Kaufleute im Sinne des Handelsgesetzbuches sind zum einen die Träger eines handelsrechtlichen Unternehmens nach §§ 1-5 HGB, zum anderen die Handelsgesellschaften nach § 6 HGB. Das Handelsrecht als Sonderprivatrecht der Kaufleute knüpft daran an, ob jemand als Kaufmann im Rechtsverkehr auftritt oder ein Handelsgewerbe oder Handelsgeschäft betreibt. Voraussetzung für die Anwendung des HGB ist damit, dass mindestens ein Beteiligter (§ 345 HGB), in anderen Fällen beide Beteiligten (§§ 346, 352 f., 369, 377 HGB) Kaufleute sind. Das Handelsrecht basiert somit auf einem subjektiven System. Demgegenüber orientiert sich das objektive System an der Art der Rechtsgeschäfte, so etwa der französische Code de Commerce, der den Kaufmann als diejenige Person definiert, die Handelsgeschäfte vornimmt. Ausnahmen vom subjektiven System kennt das Handelsgesetzbuch für den Kaufmann für sein privates Handeln und in verschiedenen Rechtsvorschriften, die eine Kaufmannseigenschaft der Handelnden nicht voraussetzen.
2. Unternehmensbezogener Kaufmannsbegriff
Das HGB geht von einem unternehmensbezogenen Kaufmannsbegriff aus, so dass nicht nur der Einzelkaufmann, sondern auch Gesellschaften als Unternehmensträger, etwa die Personenhandelsgesellschaften, Kaufmann sind, und zwar so genannter Formkaufmann nach § 6 HGB. Eine gesetzliche Definition des Begriffs des Unternehmens fehlt jedoch, weil ihm je nach Regelungszusammenhang unterschiedliche Bedeutung zukommt. Unternehmen ist zum einen die Gesamtheit aller personellen und sachlichen Mittel und aller Rechte zum Zwecke der wirtschaftlichen Betätigung, zum anderen eine Organisation mit interner Kompetenzverteilung nach personalgeprägten Strukturen, Geschäftswissen und -erfahrungen, Bezugsquellen und Kundenstamm. Diese Organisationsverfassung ist weit mehr als die Gesamtheit der Gegenstände charakteristisch für das Unternehmen und Indikator seines Geschäftswertes, der selbst mehr ist als die Differenz der Aktiva und Passiva. In Kombination der beiden Betrachtungen lässt sich das Unternehmen wie folgt definieren:
Definition: Unternehmen:
Unternehmen ist jede organisatorische Einheit, die auf einer Verbindung personeller und sachlicher Mittel beruht, um einen wirtschaftlichen Zweck zu erreichen.
Aus dieser organisatorischen Einheit des Unternehmens folgt jedoch nicht, dass etwa das Unternehmen als solches Rechtsfähigkeit besäße.
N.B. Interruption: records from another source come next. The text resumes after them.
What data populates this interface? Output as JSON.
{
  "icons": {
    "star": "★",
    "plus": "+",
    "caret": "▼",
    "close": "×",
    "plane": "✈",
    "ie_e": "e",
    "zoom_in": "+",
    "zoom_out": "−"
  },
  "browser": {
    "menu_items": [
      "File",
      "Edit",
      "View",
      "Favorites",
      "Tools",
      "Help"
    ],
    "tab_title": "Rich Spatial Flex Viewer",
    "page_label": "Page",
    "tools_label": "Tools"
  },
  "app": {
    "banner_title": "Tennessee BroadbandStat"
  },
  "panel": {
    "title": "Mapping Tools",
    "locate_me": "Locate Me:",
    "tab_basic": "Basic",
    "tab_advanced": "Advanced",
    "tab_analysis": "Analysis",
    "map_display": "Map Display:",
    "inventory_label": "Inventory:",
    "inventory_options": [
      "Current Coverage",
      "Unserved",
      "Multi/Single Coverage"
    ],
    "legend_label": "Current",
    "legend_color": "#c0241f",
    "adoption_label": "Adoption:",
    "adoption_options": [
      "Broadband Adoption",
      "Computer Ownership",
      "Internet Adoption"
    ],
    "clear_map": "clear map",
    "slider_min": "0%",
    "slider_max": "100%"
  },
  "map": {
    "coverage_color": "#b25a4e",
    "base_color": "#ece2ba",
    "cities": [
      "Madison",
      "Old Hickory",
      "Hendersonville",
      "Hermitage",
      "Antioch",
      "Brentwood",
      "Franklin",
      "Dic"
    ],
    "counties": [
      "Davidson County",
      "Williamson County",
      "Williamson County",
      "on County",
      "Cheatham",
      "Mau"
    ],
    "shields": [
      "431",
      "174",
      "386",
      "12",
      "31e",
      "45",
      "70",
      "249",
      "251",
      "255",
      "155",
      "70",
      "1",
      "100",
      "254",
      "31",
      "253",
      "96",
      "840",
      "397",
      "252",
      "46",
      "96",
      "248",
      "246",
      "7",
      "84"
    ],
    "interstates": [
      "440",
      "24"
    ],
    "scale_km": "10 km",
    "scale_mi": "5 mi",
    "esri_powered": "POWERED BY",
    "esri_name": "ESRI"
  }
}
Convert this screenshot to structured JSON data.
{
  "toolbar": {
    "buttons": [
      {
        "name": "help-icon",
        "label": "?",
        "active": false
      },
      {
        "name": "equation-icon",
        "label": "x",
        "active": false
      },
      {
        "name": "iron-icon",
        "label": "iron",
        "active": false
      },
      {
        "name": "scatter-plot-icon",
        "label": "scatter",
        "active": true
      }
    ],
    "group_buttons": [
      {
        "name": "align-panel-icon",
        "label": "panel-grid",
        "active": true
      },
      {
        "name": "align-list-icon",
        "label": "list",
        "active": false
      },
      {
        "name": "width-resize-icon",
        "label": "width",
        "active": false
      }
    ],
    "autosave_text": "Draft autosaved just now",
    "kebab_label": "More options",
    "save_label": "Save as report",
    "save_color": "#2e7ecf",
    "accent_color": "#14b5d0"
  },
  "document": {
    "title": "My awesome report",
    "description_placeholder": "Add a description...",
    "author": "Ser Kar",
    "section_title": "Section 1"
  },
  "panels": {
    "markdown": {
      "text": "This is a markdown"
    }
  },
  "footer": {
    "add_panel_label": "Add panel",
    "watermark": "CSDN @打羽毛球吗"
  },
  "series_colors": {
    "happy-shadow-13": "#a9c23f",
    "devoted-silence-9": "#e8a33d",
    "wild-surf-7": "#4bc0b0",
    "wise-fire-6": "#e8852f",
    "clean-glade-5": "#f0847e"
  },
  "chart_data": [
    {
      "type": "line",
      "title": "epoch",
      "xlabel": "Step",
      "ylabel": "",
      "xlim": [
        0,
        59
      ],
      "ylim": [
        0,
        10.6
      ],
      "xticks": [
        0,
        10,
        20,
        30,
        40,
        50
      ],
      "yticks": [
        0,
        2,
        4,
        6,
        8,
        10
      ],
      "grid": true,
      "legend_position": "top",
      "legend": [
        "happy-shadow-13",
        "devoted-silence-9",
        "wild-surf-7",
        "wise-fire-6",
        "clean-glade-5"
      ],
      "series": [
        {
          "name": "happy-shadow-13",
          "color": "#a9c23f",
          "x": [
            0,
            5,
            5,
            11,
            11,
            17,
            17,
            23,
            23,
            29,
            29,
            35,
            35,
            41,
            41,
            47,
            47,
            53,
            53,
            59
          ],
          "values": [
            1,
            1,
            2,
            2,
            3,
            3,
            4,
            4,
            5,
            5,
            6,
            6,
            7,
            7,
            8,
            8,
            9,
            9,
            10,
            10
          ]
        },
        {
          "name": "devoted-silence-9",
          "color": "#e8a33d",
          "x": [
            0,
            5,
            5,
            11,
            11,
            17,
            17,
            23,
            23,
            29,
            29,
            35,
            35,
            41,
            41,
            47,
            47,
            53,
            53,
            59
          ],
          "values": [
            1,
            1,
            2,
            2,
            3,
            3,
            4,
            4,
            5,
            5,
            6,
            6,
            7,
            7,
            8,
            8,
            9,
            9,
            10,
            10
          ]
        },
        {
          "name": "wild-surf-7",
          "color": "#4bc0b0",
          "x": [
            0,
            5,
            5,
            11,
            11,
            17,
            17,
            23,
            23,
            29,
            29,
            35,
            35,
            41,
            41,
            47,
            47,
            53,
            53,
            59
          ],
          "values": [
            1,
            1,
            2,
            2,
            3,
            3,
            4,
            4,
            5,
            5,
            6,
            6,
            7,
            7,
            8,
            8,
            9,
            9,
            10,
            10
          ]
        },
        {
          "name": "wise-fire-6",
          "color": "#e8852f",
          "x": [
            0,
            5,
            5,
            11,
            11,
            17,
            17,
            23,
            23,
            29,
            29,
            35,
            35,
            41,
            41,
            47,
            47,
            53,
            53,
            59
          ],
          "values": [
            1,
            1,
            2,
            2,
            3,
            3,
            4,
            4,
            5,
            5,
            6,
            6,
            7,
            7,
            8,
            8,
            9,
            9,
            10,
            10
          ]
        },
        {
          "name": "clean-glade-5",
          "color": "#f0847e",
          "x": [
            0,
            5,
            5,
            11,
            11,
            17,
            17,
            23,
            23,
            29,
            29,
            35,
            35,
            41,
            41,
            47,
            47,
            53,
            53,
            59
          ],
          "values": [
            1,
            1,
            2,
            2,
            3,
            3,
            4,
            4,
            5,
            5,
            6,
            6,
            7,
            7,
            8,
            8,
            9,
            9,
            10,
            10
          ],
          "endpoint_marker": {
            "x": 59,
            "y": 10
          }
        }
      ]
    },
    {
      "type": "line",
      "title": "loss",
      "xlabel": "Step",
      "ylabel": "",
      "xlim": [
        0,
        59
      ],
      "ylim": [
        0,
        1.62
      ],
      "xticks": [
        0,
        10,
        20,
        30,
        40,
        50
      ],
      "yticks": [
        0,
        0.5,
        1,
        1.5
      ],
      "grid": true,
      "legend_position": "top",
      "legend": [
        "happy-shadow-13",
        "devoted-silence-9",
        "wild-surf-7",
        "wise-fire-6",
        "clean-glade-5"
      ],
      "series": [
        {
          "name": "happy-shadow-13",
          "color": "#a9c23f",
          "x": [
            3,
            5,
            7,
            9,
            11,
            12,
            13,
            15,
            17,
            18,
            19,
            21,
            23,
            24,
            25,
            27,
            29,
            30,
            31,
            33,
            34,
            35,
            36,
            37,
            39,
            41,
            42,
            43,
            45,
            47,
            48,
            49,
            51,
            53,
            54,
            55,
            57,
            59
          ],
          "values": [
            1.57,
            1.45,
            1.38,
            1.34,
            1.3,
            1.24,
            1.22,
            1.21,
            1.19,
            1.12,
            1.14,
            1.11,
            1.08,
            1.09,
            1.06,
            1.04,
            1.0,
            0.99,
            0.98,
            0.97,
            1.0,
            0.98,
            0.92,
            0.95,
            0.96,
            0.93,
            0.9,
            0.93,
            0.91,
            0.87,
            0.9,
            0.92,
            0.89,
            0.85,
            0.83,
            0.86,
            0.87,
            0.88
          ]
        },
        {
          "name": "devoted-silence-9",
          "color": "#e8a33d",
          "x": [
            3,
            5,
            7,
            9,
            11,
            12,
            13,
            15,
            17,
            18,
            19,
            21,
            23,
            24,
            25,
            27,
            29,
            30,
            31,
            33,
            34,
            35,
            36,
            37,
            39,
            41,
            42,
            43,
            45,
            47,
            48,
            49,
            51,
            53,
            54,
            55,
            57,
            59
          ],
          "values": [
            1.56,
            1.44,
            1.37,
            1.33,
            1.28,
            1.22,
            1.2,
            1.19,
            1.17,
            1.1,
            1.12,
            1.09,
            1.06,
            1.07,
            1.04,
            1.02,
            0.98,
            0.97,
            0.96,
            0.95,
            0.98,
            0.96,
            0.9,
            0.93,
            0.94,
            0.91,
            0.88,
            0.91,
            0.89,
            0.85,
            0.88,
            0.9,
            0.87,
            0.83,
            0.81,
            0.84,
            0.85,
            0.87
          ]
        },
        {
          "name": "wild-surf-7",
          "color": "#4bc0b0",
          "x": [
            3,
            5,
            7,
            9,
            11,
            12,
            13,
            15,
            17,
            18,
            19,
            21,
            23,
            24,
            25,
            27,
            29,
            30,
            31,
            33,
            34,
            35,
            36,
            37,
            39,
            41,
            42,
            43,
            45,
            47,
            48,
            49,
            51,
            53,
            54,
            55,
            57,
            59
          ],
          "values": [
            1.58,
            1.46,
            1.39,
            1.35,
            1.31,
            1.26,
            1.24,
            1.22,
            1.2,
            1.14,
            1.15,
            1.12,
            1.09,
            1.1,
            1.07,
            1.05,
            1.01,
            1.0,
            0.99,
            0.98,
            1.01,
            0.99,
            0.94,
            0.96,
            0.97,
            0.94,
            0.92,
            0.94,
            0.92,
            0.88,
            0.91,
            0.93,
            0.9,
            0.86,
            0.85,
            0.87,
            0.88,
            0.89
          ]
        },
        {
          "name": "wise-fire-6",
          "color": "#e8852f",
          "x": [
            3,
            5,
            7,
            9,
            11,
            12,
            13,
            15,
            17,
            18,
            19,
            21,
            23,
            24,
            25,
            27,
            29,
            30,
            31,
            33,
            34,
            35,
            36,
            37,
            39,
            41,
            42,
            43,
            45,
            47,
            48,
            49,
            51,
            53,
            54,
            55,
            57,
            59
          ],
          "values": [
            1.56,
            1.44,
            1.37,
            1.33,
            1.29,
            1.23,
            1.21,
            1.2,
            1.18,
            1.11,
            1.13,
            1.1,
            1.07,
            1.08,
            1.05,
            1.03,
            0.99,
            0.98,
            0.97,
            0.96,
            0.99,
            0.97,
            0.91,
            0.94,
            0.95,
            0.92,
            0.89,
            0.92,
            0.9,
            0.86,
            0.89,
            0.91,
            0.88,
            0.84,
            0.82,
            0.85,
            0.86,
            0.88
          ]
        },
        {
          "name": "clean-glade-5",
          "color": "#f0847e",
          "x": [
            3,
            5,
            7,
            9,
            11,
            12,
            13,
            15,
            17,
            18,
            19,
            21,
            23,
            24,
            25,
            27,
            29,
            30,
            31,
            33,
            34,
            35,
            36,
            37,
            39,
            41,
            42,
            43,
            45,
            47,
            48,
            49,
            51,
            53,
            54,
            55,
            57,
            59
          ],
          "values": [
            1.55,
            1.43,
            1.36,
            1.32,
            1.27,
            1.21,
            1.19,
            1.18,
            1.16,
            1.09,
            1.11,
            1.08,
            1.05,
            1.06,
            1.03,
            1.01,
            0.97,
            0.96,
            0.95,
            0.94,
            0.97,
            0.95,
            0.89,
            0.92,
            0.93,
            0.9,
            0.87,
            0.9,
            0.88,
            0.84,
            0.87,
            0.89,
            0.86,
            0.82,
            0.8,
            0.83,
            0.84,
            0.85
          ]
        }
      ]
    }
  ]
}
Rechtsträger ist vielmehr der Unternehmer als die natürliche oder juristische Person bzw. Handelsgesellschaft.
Hinweis:
Der in diesem Zusammenhang diskutierte Unternehmensbegriff ist ein anderer als derjenige des § 14 BGB, der zur Umsetzung von mehreren europäischen Richtlinien zum Verbraucherschutz in das BGB eingefügt worden ist. Gleichwohl ist der Kaufmann, soweit er als Kaufmann handelt, gewerblich tätig, daher Unternehmer im Sinne des § 14 BGB und damit dem Verbraucherschutzrecht zu Lasten der Unternehmer unterworfen.. Anderes gilt, wenn der Kaufmann ohne Zusammenhang zu seiner gewerblichen Tätigkeit privat tätig ist.